Le porte-parole Buzhala a également dit qu'il ne sait pas combien le courant va coûter mais qu'il a admis qu'il y aura une augmentation.
Buzhala dit même que le pays est déjà entré dans une crise énergétique qui, selon lui, s'approfondira davantage.
Nous en sommes à la phase où nous avons demandé des revenus maximaux autorisés, tandis que nous sommes également en préparation pour les tarifs qui couvrent les revenus. Le chiffre d'affaires maximum autorisé, l'exigence est d'atteindre 466m euros, soit 119m euros au-dessus de 347m euros précédemment approuvés, mais il y avait aussi la subvention du gouvernement plus 90m euros. Donc la différence est de 29 millions d'euros en fait. Dans quelle mesure la hausse des taux énergétiques diminue-t-elle? Il n'y a toujours pas de pourcentage, car la demande n'est pas finalisée, et nous sommes toujours en cours. Je ne peux pas spéculer sur les nombres... Mais il y en aura, car les paramètres ont été respectés et c'est plus de 5 % des dépenses qui leur sont permises. Et quand c'est fini, sûrement les paramètres et les conditions juridiques pour une considération extraordinaire des frais sont satisfaits... Y aura-t-il une crise énergétique même en cas de hausse des prix? La crise énergétique se produit aujourd'hui, et encore moins en hiver, c'est inévitable. Les indicateurs montrent cela”, dit-il.

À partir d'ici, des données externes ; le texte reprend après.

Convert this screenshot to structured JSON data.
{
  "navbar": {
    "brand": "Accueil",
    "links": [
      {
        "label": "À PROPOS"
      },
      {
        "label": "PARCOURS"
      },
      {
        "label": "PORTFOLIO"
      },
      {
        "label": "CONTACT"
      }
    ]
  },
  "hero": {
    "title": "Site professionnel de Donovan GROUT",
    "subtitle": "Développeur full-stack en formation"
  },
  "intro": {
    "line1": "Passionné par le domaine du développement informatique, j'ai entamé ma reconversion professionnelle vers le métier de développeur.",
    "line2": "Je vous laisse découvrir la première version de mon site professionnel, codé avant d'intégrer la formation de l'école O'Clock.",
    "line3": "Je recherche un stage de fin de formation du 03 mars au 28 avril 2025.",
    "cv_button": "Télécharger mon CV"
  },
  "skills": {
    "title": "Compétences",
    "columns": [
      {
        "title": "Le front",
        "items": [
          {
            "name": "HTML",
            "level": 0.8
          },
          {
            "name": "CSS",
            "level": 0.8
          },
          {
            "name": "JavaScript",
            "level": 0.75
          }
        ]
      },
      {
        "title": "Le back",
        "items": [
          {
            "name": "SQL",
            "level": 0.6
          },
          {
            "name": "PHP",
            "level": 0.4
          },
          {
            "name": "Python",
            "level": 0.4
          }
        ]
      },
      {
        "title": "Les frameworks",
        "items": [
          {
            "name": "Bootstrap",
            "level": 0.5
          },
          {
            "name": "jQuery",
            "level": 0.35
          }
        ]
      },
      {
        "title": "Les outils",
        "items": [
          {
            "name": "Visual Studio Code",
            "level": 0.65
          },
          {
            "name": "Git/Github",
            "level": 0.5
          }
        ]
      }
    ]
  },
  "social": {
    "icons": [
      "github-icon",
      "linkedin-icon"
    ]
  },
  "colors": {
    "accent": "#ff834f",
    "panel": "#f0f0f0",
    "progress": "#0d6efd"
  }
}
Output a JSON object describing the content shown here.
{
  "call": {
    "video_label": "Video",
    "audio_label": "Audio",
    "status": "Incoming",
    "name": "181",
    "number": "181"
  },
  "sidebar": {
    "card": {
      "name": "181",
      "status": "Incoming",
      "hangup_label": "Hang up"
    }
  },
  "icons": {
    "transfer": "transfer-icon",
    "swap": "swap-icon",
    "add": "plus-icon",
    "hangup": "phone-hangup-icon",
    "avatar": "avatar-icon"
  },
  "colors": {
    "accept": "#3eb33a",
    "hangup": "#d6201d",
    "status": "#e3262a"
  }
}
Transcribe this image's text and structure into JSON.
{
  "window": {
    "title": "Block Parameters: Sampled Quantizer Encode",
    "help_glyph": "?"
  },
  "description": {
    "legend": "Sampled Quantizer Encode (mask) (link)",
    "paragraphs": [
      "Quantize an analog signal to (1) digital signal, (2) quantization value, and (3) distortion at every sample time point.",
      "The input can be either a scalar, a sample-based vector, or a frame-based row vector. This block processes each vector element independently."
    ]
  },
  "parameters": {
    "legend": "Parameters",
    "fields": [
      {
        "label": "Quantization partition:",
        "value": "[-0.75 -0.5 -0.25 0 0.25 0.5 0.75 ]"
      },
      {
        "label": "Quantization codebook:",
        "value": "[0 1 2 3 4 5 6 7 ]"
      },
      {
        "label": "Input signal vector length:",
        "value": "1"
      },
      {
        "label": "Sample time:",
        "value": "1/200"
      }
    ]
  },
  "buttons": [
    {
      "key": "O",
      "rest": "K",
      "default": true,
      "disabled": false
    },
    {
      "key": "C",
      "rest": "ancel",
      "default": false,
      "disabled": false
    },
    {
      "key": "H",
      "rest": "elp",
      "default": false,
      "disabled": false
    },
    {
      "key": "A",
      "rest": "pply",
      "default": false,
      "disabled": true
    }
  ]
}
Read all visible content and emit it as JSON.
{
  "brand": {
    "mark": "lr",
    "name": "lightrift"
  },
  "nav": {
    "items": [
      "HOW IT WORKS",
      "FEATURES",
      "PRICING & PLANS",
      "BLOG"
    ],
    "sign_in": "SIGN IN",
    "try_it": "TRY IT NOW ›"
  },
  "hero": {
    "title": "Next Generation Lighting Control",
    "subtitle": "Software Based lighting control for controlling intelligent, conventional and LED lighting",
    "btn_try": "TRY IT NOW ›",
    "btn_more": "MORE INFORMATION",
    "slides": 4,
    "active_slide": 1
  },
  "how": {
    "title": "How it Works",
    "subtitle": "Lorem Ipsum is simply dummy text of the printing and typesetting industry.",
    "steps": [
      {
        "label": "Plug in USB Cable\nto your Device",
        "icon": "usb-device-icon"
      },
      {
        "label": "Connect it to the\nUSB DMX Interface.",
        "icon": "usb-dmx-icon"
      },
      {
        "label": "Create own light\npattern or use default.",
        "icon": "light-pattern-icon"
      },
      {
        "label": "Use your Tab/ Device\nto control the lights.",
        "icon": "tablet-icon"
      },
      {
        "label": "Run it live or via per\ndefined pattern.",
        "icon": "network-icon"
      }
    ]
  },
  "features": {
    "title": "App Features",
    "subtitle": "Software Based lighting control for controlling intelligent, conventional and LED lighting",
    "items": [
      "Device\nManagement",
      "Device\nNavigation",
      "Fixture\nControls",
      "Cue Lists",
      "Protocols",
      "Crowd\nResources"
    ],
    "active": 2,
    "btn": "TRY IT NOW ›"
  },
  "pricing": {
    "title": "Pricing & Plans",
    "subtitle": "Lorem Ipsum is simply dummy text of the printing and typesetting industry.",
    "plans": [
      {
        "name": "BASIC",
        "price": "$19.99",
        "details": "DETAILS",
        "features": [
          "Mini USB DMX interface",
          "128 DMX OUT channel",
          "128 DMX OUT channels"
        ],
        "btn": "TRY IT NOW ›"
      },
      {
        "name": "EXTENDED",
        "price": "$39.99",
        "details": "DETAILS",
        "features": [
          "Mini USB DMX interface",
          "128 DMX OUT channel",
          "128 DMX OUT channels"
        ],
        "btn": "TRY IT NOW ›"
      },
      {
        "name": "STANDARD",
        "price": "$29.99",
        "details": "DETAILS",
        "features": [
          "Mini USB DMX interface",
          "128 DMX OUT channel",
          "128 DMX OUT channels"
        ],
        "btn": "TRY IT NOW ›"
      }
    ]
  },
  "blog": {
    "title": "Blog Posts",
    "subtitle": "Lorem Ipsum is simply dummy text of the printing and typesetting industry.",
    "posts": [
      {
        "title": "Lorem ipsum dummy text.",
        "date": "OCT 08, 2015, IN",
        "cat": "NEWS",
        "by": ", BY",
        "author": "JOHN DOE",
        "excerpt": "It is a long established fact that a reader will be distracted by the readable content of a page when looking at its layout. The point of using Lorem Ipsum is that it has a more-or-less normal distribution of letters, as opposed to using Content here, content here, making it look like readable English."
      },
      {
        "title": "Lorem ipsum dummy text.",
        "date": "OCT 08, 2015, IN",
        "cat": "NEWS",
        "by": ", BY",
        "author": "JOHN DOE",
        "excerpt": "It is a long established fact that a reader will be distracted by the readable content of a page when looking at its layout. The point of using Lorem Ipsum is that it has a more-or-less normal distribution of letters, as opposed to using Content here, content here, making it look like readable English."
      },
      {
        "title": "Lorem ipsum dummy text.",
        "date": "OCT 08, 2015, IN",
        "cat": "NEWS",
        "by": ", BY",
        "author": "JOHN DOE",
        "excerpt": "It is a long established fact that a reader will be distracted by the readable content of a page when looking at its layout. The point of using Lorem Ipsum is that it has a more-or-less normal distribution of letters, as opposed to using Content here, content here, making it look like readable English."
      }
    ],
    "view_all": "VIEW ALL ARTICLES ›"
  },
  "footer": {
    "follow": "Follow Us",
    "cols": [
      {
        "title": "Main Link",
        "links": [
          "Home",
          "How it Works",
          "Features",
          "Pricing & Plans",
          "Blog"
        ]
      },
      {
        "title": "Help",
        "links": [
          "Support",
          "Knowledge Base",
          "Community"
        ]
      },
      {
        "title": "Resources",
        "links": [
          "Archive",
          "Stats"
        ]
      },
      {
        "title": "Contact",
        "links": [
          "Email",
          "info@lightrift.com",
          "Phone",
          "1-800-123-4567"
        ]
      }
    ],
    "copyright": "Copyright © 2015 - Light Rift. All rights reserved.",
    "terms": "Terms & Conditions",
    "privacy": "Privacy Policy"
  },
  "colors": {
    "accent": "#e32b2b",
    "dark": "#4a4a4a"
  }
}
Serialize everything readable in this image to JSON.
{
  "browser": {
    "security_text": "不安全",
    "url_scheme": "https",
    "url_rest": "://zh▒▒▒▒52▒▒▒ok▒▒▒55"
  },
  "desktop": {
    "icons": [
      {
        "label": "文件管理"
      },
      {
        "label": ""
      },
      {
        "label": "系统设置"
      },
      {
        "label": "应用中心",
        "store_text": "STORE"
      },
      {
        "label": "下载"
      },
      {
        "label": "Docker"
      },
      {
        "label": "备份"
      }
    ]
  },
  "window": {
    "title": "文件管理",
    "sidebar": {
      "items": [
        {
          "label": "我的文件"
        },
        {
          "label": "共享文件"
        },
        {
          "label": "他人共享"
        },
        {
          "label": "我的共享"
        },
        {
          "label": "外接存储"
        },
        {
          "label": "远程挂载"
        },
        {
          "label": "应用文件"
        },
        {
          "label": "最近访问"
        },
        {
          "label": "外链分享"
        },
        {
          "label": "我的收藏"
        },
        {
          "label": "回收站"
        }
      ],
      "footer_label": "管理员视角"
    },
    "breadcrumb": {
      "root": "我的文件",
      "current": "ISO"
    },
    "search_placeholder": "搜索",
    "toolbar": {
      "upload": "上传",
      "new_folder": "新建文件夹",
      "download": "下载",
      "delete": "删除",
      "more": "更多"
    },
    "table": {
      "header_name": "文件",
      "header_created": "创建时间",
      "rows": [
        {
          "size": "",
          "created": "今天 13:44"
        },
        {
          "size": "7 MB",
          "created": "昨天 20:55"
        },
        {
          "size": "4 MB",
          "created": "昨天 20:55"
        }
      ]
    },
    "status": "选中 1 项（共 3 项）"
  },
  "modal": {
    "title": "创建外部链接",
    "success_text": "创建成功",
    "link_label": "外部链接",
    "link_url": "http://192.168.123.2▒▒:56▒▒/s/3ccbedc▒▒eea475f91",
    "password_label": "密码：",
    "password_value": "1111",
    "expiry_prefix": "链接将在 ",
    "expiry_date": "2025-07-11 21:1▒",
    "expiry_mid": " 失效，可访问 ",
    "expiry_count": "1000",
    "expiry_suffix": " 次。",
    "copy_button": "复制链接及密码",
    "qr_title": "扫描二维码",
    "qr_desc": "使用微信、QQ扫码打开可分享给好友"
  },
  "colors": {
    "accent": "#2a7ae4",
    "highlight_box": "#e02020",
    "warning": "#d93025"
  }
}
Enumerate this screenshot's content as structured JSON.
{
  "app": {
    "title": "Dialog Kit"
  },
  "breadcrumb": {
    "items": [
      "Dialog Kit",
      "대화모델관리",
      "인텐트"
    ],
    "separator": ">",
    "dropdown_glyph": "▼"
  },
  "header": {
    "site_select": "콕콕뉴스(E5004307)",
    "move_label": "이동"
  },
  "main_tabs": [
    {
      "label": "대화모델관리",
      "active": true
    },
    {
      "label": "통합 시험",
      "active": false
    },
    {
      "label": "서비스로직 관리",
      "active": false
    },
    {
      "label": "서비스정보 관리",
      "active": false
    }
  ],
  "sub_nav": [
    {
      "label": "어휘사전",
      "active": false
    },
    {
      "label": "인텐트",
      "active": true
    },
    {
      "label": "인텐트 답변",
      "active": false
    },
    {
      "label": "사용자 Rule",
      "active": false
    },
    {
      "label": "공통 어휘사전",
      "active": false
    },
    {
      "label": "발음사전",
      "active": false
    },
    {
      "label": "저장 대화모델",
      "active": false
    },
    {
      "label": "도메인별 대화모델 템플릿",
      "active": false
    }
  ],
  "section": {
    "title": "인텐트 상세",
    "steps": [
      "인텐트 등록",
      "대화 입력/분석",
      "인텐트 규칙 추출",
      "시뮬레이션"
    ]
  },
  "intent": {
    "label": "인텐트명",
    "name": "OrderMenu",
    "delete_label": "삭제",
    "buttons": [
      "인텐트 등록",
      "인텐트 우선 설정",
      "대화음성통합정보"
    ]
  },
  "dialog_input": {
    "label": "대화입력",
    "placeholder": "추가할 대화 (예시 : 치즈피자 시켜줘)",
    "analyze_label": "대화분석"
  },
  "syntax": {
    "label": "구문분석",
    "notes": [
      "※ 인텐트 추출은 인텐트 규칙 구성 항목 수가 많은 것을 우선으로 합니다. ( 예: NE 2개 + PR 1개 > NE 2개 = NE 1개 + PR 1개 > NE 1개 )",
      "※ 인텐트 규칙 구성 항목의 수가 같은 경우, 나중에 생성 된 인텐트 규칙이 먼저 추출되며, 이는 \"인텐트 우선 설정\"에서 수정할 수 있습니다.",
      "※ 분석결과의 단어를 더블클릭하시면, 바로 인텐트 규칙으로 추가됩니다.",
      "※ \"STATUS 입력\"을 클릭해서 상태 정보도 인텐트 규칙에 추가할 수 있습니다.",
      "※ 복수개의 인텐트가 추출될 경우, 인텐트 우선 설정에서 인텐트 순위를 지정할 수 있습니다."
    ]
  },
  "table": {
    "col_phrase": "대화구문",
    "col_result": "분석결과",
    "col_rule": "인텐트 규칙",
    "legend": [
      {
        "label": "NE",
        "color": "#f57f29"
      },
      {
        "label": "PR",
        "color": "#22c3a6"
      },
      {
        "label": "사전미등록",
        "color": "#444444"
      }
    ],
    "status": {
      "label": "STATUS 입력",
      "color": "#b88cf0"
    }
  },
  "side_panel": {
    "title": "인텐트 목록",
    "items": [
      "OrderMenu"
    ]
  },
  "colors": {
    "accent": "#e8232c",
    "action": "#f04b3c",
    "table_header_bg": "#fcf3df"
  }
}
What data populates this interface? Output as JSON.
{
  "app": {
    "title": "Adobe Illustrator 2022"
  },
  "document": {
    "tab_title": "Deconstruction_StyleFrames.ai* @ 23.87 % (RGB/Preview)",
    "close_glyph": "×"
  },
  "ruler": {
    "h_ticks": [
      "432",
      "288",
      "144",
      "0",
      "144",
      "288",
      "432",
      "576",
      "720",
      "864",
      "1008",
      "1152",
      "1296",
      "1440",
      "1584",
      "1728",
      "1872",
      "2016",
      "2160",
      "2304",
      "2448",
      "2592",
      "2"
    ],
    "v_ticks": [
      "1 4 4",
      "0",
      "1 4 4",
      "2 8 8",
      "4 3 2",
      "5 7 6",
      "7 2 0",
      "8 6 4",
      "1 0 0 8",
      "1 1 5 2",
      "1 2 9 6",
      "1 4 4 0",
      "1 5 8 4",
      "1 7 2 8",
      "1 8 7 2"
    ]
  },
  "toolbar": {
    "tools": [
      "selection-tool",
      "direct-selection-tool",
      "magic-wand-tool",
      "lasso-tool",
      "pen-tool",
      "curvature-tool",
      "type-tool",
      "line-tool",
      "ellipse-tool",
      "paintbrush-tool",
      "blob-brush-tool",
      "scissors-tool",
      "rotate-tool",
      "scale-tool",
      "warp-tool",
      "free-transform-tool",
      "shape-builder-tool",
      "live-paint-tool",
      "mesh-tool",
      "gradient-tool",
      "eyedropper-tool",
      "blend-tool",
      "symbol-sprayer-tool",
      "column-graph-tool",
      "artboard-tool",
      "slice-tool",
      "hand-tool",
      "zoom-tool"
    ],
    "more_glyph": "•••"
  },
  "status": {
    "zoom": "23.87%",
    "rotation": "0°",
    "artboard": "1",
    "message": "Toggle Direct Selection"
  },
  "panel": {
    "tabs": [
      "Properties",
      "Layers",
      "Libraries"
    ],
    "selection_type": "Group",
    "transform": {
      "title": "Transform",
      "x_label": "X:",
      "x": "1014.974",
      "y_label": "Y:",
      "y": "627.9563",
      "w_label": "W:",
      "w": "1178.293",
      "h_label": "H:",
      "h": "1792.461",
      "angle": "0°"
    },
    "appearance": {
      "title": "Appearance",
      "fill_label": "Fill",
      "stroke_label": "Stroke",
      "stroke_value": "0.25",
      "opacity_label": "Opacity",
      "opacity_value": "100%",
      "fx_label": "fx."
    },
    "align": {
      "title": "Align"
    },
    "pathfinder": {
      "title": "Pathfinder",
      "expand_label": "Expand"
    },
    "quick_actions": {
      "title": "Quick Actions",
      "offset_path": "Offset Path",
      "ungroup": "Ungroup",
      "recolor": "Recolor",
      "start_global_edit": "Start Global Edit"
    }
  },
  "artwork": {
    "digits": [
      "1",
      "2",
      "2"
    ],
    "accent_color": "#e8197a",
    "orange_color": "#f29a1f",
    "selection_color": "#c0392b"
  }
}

Le fournisseur universel d'énergie du Kosovo, KESCO, a officiellement demandé mardi à l'Office de réglementation de l'énergie un examen extraordinaire de l'accès maximal, a annoncé Z. Le RRE mardi.
Le chef de file de ZERE, dans une réponse à la presse du Kosovo, a déclaré que cette institution était en train d'examiner la demande, et le public tiendra compte des mesures à prendre.
Au cours de la journée, la ministre de l'Économie, Artane Rizvanolli, a souligné que le gouvernement du Kosovo exécutera bientôt les moyens de subventionner l'énergie, en réponse à la demande d'augmentation des tarifs de l'énergie de l'ECCO.
Lors d'une conférence de presse, elle a déclaré que le gouvernement s'était engagé à ne pas permettre la hausse des prix de l'énergie.
L'Office de réglementation de l'énergie du Kosovo (ZRRE) avait approuvé de nouveaux projets de loi le 8 février 2022 pour une seule catégorie de consommateurs, qui sont entrés en vigueur un jour plus tard.
Après le franchissement du seuil de 800 kilowatts, l'écart entre les consommateurs est estimé à 5,9 cents par kilowatt pendant les tarifs bas et 12,5 cents par kilowatt pendant les tarifs élevés.